Oliver Schwab allegedly exceeded outside earned income for senior staff

Rep. David Schweikert, R-Ariz., is facing an Ethics Committee investigation into payments to his chief of staff, Oliver Schwab. (Tom Williams/CQ Roll Call file photo)

The House Ethics Committee is reviewing an Office of Congressional Ethics referral to investigate Rep. David Schweikert and Oliver Schwab, his chief of staff.

Schwab has allegedly been paid by the Arizona Republican’s campaign beyond the limit for outside earned income for senior congressional staffers.

The OCE reviews possible ethics violations by House members and their staff and only refers cases to the Ethics Committee when there is substantial evidence a violation may have occurred.

A request for review filed with the OCE in February claimed that Schwab, who has worked in Schweikert’s office since 2011, was running a consulting firm to help his boss’s campaign and that Schwab raked in $148,315 in consulting fees and an additional $57,946 in travel fees since 2014 through that firm.

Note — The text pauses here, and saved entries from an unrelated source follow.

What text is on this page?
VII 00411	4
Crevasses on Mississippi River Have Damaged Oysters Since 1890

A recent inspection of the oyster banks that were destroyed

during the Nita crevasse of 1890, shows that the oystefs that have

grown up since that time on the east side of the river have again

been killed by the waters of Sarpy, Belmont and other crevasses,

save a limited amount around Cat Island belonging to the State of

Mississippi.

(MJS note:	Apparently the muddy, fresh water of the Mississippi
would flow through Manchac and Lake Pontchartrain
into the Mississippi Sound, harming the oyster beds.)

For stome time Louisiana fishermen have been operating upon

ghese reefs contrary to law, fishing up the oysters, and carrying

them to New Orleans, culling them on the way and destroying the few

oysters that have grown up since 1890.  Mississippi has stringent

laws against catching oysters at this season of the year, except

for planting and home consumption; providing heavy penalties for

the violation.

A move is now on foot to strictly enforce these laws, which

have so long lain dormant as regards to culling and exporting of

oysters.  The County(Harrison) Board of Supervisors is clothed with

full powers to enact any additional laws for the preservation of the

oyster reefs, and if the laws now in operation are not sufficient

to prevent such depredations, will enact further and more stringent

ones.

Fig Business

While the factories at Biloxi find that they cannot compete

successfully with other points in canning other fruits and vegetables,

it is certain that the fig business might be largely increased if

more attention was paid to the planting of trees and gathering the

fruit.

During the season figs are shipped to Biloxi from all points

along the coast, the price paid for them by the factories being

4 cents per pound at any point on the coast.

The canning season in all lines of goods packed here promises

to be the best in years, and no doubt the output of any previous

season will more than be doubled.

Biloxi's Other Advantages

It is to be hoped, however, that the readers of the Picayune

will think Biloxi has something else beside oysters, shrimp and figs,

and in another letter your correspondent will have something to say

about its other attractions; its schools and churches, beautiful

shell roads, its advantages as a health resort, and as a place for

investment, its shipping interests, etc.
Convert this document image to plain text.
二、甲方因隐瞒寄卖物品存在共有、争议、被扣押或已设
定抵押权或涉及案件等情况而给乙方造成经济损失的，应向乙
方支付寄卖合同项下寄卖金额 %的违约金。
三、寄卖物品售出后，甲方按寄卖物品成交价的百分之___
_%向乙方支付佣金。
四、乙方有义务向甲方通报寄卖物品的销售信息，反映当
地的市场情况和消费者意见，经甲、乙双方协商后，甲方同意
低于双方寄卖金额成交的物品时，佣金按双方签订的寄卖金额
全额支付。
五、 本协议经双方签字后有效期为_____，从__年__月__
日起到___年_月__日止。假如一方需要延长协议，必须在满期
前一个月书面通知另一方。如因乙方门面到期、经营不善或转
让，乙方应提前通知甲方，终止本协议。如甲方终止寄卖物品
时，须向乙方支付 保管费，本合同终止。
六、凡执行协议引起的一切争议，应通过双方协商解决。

Federal Election Commission records show that in 2014, Schwab’s firm, Chartwell Associates, brought in $109,500 from his boss’ campaign committees — more than quadrupling the $26,955 ceiling on outside income that senior staffers can earn.

Schwab told the Washington Examiner in November that Chartwell is a one-man shop.

“Anytime you see Chartwell, that’s Oliver Schwab,” he said at the time.

Schwab has reimbursed Schweikert’s campaign committees $50,000 over the course of nine payments this year amid the inquiries into his outside income, FEC records show.

Neither Schweikert’s office nor Schwab could immediately be reached for comment on the Ethics panel’s announcement.

The committee began looking into the complaint against Schweikert and Schwab in April, after which it had 45 days to make the review public.

It has until Nov. 14 to announce its next “course of action” in its review of Schweikert, which could include establishing an investigatory subcommittee.

The committee did not specify a deadline for Schwab’s review, although the cutoff point to make the OCE report public would customarily be 45 days after the initial announcement that the committee has received the referral.